A parliamentary subcommittee was created today in Panama to decide whether to recommend admitting or rejecting one of eight lawsuits filed against Supreme Court judge Harry Díaz, who acts as prosecutor in the trial for illegal wiretapping against former President Ricardo Martinelli.
This is a complaint for the alleged commission of the crime against honor and violation of the law of judicial career, filed in 2016 by former vice minister of the Presidency María Fábrega (2009-2012) and Oswaldo Fernández.
The fact that the complaint was reopened almost two years later has raised suspicion in the Panamanian political world, since it was decided by the opposition deputy Sergio "Chello" Gálvez, an ally of former President Martinelli (2009-2014) .
Gálvez presides over the strategic Credentials Committee of the National Assembly (AN) since July and is deputy of Cambio Democrático (CD), the party founded two decades ago by Martinelli and which is going through an internal crisis since the former president fled from Panama in the 2015 alleging "political persecution".
The Panamanian law establishes that senior officials such as the magistrates of the Supreme Court of Justice and the President of the Republic can only be investigated and prosecuted by the National Assembly, whose deputies, in turn, can only be investigated and prosecuted by the judges of the Supreme Court.
Gálvez announced on Thursday that the subcommittee that will analyze the complaint filed in 2016 against Díaz will be chaired by deputies Mariela Vega (CD); Miguel Salas, of the ruling Panameñista Party (PPa), and Alfredo Pérez, of the opposition Democratic Revolutionary Party (PRD).
They will have a month to suggest the Legislative Plenary, of 71 seats, at least 50 in the hands of the opposition, to admit or reject that claim, said Gálvez.
In total there are 8 complaints against Judge Díaz in the Credentials Committee.

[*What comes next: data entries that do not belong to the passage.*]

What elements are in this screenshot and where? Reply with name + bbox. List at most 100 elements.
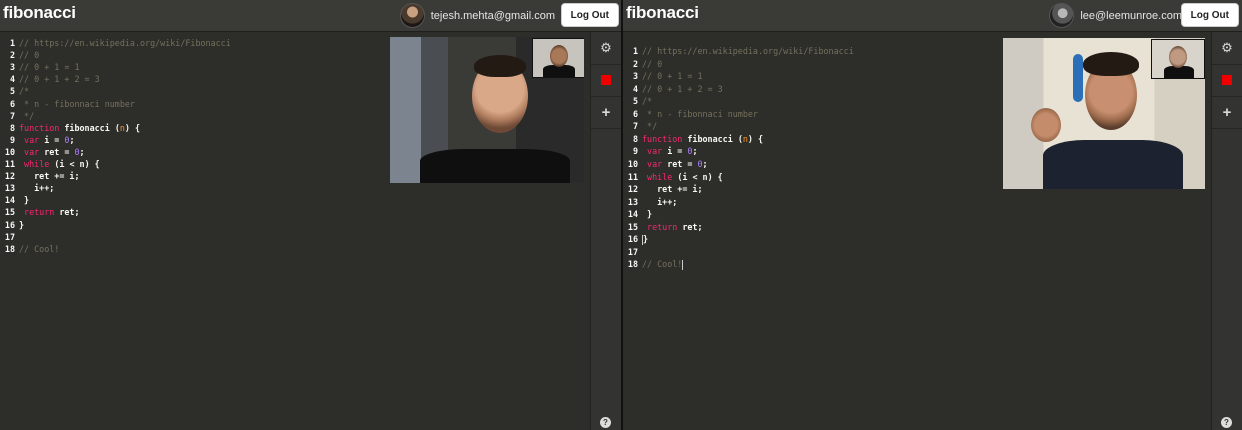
code-token: } [642, 209, 653, 220]
line-number: 8 [632, 133, 638, 144]
sidebar: ⚙ + ? [1211, 32, 1242, 430]
code-token: ; [692, 146, 698, 157]
code-token: function [642, 133, 688, 144]
line-number: 12 [627, 184, 638, 195]
code-token: // 0 + 1 = 1 [19, 62, 80, 73]
code-token: ; [69, 134, 75, 145]
top-bar: fibonacci tejesh.mehta@gmail.com Log Out [0, 0, 621, 32]
code-token: // 0 + 1 + 2 = 3 [642, 83, 723, 94]
code-token: // Cool! [19, 243, 60, 254]
line-number: 13 [627, 196, 638, 207]
logout-button[interactable]: Log Out [1180, 3, 1239, 27]
line-number: 7 [632, 121, 638, 132]
code-line: 7 */ [0, 110, 34, 122]
code-line: 18 // Cool! [0, 243, 59, 255]
code-token: while [24, 159, 55, 169]
self-video-pip [532, 38, 584, 78]
line-number: 11 [627, 171, 638, 182]
line-number: 2 [632, 58, 638, 69]
remote-video [390, 37, 584, 183]
video-figure [420, 149, 570, 183]
code-token: // https://en.wikipedia.org/wiki/Fibonac… [642, 46, 854, 56]
video-hand [1031, 108, 1061, 142]
editor-pane-right: fibonacci lee@leemunroe.com Log Out 1 // … [623, 0, 1242, 430]
line-number: 1 [9, 38, 15, 48]
line-number: 10 [627, 158, 638, 169]
record-button[interactable] [1212, 64, 1242, 97]
help-button[interactable]: ? [600, 417, 611, 428]
line-number: 14 [627, 209, 638, 220]
line-number: 12 [4, 171, 15, 182]
headphones [1073, 54, 1083, 102]
code-line: 12 ret += i; [0, 170, 80, 182]
code-token: // 0 [19, 50, 40, 61]
record-button[interactable] [591, 64, 621, 97]
code-line: 15 return ret; [0, 206, 80, 218]
user-info: lee@leemunroe.com [1049, 0, 1182, 31]
code-line: 9 var i = 0; [623, 145, 698, 157]
text-cursor [682, 259, 684, 270]
code-token: i = [667, 146, 688, 157]
remote-video [1003, 38, 1205, 189]
code-line: 10 var ret = 0; [0, 146, 85, 158]
code-token: ; [702, 158, 708, 169]
settings-button[interactable]: ⚙ [591, 32, 621, 65]
code-line: 8 function fibonacci (n) { [623, 133, 763, 145]
code-line: 15 return ret; [623, 221, 703, 233]
code-token: */ [642, 121, 658, 132]
code-token: */ [19, 110, 35, 121]
code-token: // Cool! [642, 259, 683, 270]
top-bar: fibonacci lee@leemunroe.com Log Out [623, 0, 1242, 32]
line-number: 8 [9, 122, 15, 133]
code-token: // https://en.wikipedia.org/wiki/Fibonac… [19, 38, 231, 48]
line-number: 9 [632, 146, 638, 157]
add-button[interactable]: + [1212, 96, 1242, 129]
plus-icon: + [601, 103, 611, 121]
help-button[interactable]: ? [1221, 417, 1232, 428]
code-line: 4 // 0 + 1 + 2 = 3 [0, 73, 100, 85]
question-icon: ? [1224, 418, 1229, 427]
gear-icon: ⚙ [600, 40, 612, 55]
code-line: 17 [0, 231, 19, 243]
add-button[interactable]: + [591, 96, 621, 129]
self-video-pip [1151, 39, 1205, 79]
code-line: 7 */ [623, 120, 657, 132]
line-number: 14 [4, 195, 15, 206]
code-token: i++; [642, 196, 678, 207]
user-email: tejesh.mehta@gmail.com [430, 9, 555, 22]
code-line: 3 // 0 + 1 = 1 [0, 61, 80, 73]
plus-icon: + [1222, 103, 1232, 121]
line-number: 13 [4, 183, 15, 194]
code-line: 12 ret += i; [623, 183, 703, 195]
code-token: * n - fibonnaci number [642, 108, 758, 119]
code-token: /* [642, 96, 653, 107]
video-figure [1043, 140, 1183, 189]
line-number: 4 [632, 83, 638, 94]
code-line: 10 var ret = 0; [623, 158, 708, 170]
line-number: 16 [627, 234, 638, 245]
line-number: 5 [9, 86, 15, 97]
code-token: return [647, 221, 683, 232]
code-token: function [19, 122, 65, 133]
sidebar: ⚙ + ? [590, 32, 621, 430]
settings-button[interactable]: ⚙ [1212, 32, 1242, 65]
question-icon: ? [603, 418, 608, 427]
code-line: 4 // 0 + 1 + 2 = 3 [623, 83, 723, 95]
code-token: } [19, 195, 30, 206]
code-token: // 0 + 1 + 2 = 3 [19, 74, 100, 85]
code-line: 11 while (i < n) { [0, 158, 100, 170]
line-number: 1 [632, 46, 638, 56]
code-line: 2 // 0 [0, 49, 39, 61]
code-line: 11 while (i < n) { [623, 171, 723, 183]
code-token: ret = [667, 158, 698, 169]
line-number: 15 [4, 207, 15, 218]
code-token: (i < n) { [54, 159, 100, 169]
line-number: 3 [9, 62, 15, 73]
logout-button[interactable]: Log Out [560, 3, 619, 27]
code-line: 9 var i = 0; [0, 134, 75, 146]
code-line: 18 // Cool! [623, 258, 684, 270]
line-number: 9 [9, 134, 15, 145]
line-number: 6 [9, 98, 15, 109]
code-line: 14 } [0, 194, 29, 206]
code-token: var [647, 146, 668, 157]
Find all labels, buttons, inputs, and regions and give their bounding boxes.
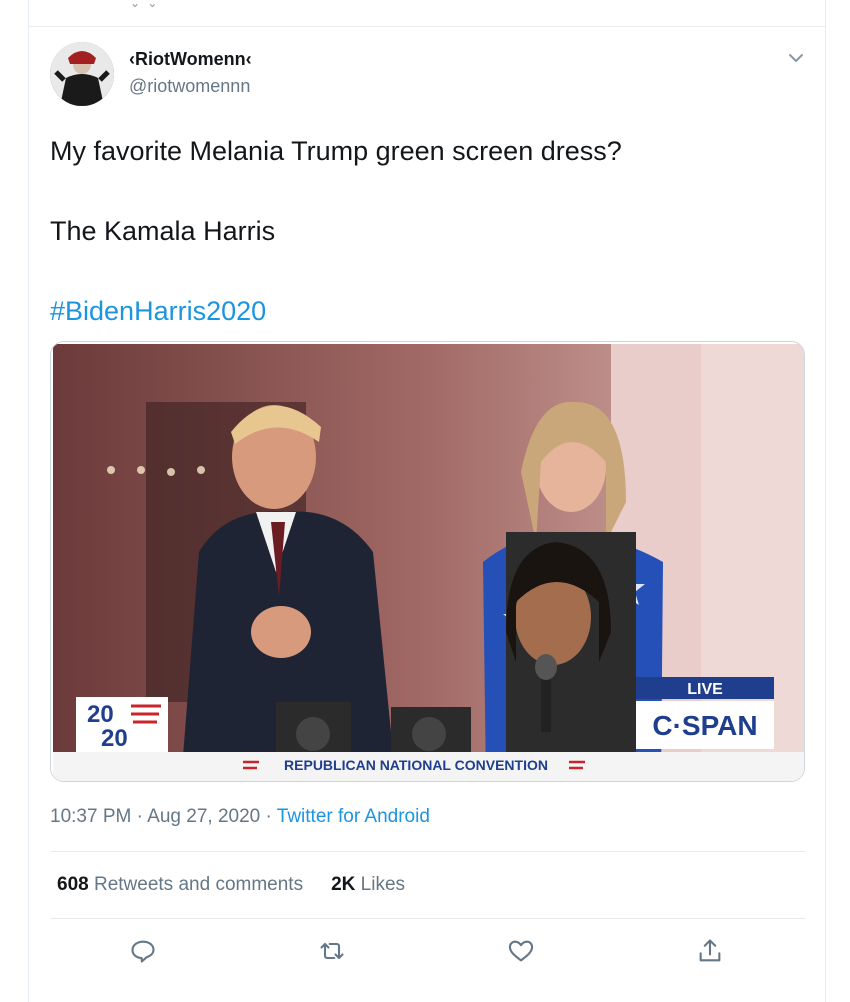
avatar[interactable] bbox=[50, 42, 114, 106]
like-icon[interactable] bbox=[504, 934, 538, 968]
tweet-meta: 10:37 PM · Aug 27, 2020 · Twitter for An… bbox=[50, 806, 430, 828]
likes-count: 2K bbox=[331, 874, 356, 895]
likes-label: Likes bbox=[360, 874, 406, 895]
user-handle[interactable]: @riotwomennn bbox=[129, 76, 250, 97]
tweet-stats: 608 Retweets and comments 2K Likes bbox=[57, 874, 405, 896]
retweets-count: 608 bbox=[57, 874, 89, 895]
tweet-text-line: The Kamala Harris bbox=[50, 216, 276, 246]
chevron-down-icon[interactable] bbox=[786, 50, 806, 66]
year-logo-bottom: 20 bbox=[101, 725, 128, 752]
network-logo: C·SPAN bbox=[652, 710, 757, 741]
top-divider bbox=[28, 26, 826, 27]
tweet-date[interactable]: Aug 27, 2020 bbox=[147, 806, 260, 827]
tweet-text-line: My favorite Melania Trump green screen d… bbox=[50, 136, 622, 166]
display-name[interactable]: ‹RiotWomenn‹ bbox=[129, 49, 252, 70]
reply-icon[interactable] bbox=[126, 934, 160, 968]
tweet-text: My favorite Melania Trump green screen d… bbox=[50, 131, 790, 331]
share-icon[interactable] bbox=[693, 934, 727, 968]
likes-stat[interactable]: 2K Likes bbox=[331, 874, 405, 896]
divider bbox=[50, 918, 806, 919]
hashtag-link[interactable]: #BidenHarris2020 bbox=[50, 291, 790, 331]
retweets-stat[interactable]: 608 Retweets and comments bbox=[57, 874, 303, 896]
tweet-source-link[interactable]: Twitter for Android bbox=[277, 806, 430, 827]
meta-separator: · bbox=[136, 806, 148, 827]
convention-banner: REPUBLICAN NATIONAL CONVENTION bbox=[284, 757, 548, 773]
tweet-media-image[interactable]: 20 20 LIVE C·SPAN REPUBLICAN NATIONAL CO… bbox=[50, 341, 805, 782]
retweets-label: Retweets and comments bbox=[93, 874, 304, 895]
tweet-actions bbox=[120, 934, 730, 968]
previous-tweet-edge: ⌄ ⌄ bbox=[130, 0, 160, 10]
divider bbox=[50, 851, 806, 852]
tweet-time[interactable]: 10:37 PM bbox=[50, 806, 131, 827]
live-badge: LIVE bbox=[687, 681, 723, 698]
meta-separator: · bbox=[265, 806, 277, 827]
retweet-icon[interactable] bbox=[315, 934, 349, 968]
year-logo-top: 20 bbox=[87, 701, 114, 728]
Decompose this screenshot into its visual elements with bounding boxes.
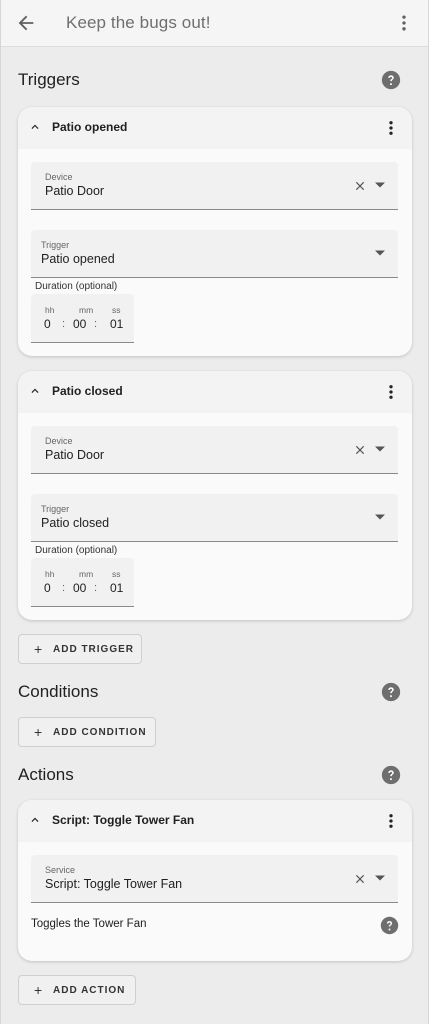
plus-icon: + (34, 641, 43, 657)
close-icon[interactable] (353, 179, 367, 193)
help-circle-icon[interactable] (381, 682, 401, 702)
more-vertical-icon[interactable] (382, 382, 400, 402)
close-icon[interactable] (353, 443, 367, 457)
caret-down-icon[interactable] (374, 249, 386, 257)
seconds-unit: ss (112, 305, 121, 315)
app-frame: Keep the bugs out! Triggers Patio opened… (0, 0, 429, 1024)
trigger-card-patio-closed: Patio closed Device Patio Door Trigger P… (18, 371, 412, 620)
trigger-select[interactable]: Trigger Patio opened (31, 230, 398, 278)
hours-unit: hh (45, 569, 55, 579)
duration-input[interactable]: hh mm ss 0 : 00 : 01 (31, 558, 134, 607)
caret-down-icon[interactable] (374, 445, 386, 453)
page-title: Keep the bugs out! (66, 13, 211, 32)
help-circle-icon[interactable] (381, 70, 401, 90)
device-label: Device (45, 436, 73, 446)
device-value: Patio Door (45, 184, 105, 198)
device-select[interactable]: Device Patio Door (31, 426, 398, 474)
service-value: Script: Toggle Tower Fan (45, 877, 183, 891)
action-card-toggle-tower-fan: Script: Toggle Tower Fan Service Script:… (18, 800, 412, 961)
chevron-up-icon[interactable] (28, 813, 42, 827)
device-label: Device (45, 172, 73, 182)
trigger-select[interactable]: Trigger Patio closed (31, 494, 398, 542)
trigger-title: Patio opened (52, 120, 128, 134)
add-trigger-label: ADD TRIGGER (53, 644, 134, 655)
conditions-heading: Conditions (18, 682, 99, 701)
duration-label: Duration (optional) (35, 281, 118, 292)
service-label: Service (45, 865, 76, 875)
chevron-up-icon[interactable] (28, 120, 42, 134)
time-separator: : (62, 582, 66, 594)
trigger-title: Patio closed (52, 384, 123, 398)
trigger-card-header[interactable]: Patio opened (18, 107, 412, 149)
more-vertical-icon[interactable] (394, 13, 414, 33)
triggers-heading: Triggers (18, 70, 80, 89)
trigger-card-header[interactable]: Patio closed (18, 371, 412, 413)
action-title: Script: Toggle Tower Fan (52, 813, 195, 827)
trigger-label: Trigger (41, 504, 70, 514)
add-action-button[interactable]: + ADD ACTION (18, 975, 136, 1005)
back-arrow-icon[interactable] (15, 12, 37, 34)
hours-unit: hh (45, 305, 55, 315)
caret-down-icon[interactable] (374, 181, 386, 189)
hours-value[interactable]: 0 (44, 317, 51, 331)
device-value: Patio Door (45, 448, 105, 462)
plus-icon: + (34, 982, 43, 998)
plus-icon: + (34, 724, 43, 740)
seconds-value[interactable]: 01 (110, 581, 123, 595)
time-separator: : (94, 318, 98, 330)
add-action-label: ADD ACTION (53, 985, 126, 996)
trigger-value: Patio closed (41, 516, 110, 530)
minutes-unit: mm (79, 569, 94, 579)
service-description: Toggles the Tower Fan (31, 918, 147, 930)
hours-value[interactable]: 0 (44, 581, 51, 595)
more-vertical-icon[interactable] (382, 811, 400, 831)
help-circle-icon[interactable] (381, 765, 401, 785)
time-separator: : (94, 582, 98, 594)
duration-label: Duration (optional) (35, 545, 118, 556)
caret-down-icon[interactable] (374, 513, 386, 521)
device-select[interactable]: Device Patio Door (31, 162, 398, 210)
minutes-value[interactable]: 00 (73, 317, 86, 331)
add-trigger-button[interactable]: + ADD TRIGGER (18, 634, 142, 664)
action-card-header[interactable]: Script: Toggle Tower Fan (18, 800, 412, 842)
time-separator: : (62, 318, 66, 330)
caret-down-icon[interactable] (374, 874, 386, 882)
add-condition-label: ADD CONDITION (53, 727, 147, 738)
close-icon[interactable] (353, 872, 367, 886)
service-select[interactable]: Service Script: Toggle Tower Fan (31, 855, 398, 903)
chevron-up-icon[interactable] (28, 384, 42, 398)
add-condition-button[interactable]: + ADD CONDITION (18, 717, 156, 747)
top-app-bar: Keep the bugs out! (1, 0, 428, 47)
more-vertical-icon[interactable] (382, 118, 400, 138)
seconds-unit: ss (112, 569, 121, 579)
trigger-value: Patio opened (41, 252, 115, 266)
trigger-label: Trigger (41, 240, 70, 250)
minutes-unit: mm (79, 305, 94, 315)
trigger-card-patio-opened: Patio opened Device Patio Door Trigger P… (18, 107, 412, 356)
seconds-value[interactable]: 01 (110, 317, 123, 331)
help-circle-icon[interactable] (380, 916, 399, 935)
minutes-value[interactable]: 00 (73, 581, 86, 595)
actions-heading: Actions (18, 765, 74, 784)
duration-input[interactable]: hh mm ss 0 : 00 : 01 (31, 294, 134, 343)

One of them, for the alleged commission of the crime against the administration of justice as concealer, was filed this Thursday.
On Thursday, the Credentials Committee heard a third lawsuit against Díaz and at a next meeting the deputies will decide whether to file it or submit it for a subcommittee's analysis to recommend what to do.
This complaint was filed by the forensic firm Vega y Vega, representing attorney Ángel Álvarez, for the possible commission of the crimes against honor, against the Administration of Justice, against the internal status of the State and/or in the crimes committed.
"There are eight cases against magistrate Harry Díaz (...) there are still five to review," said Gálvez, who said he does not want any pending cases in the Committee before the election of a new Parliament in the general elections to be held in May 2019.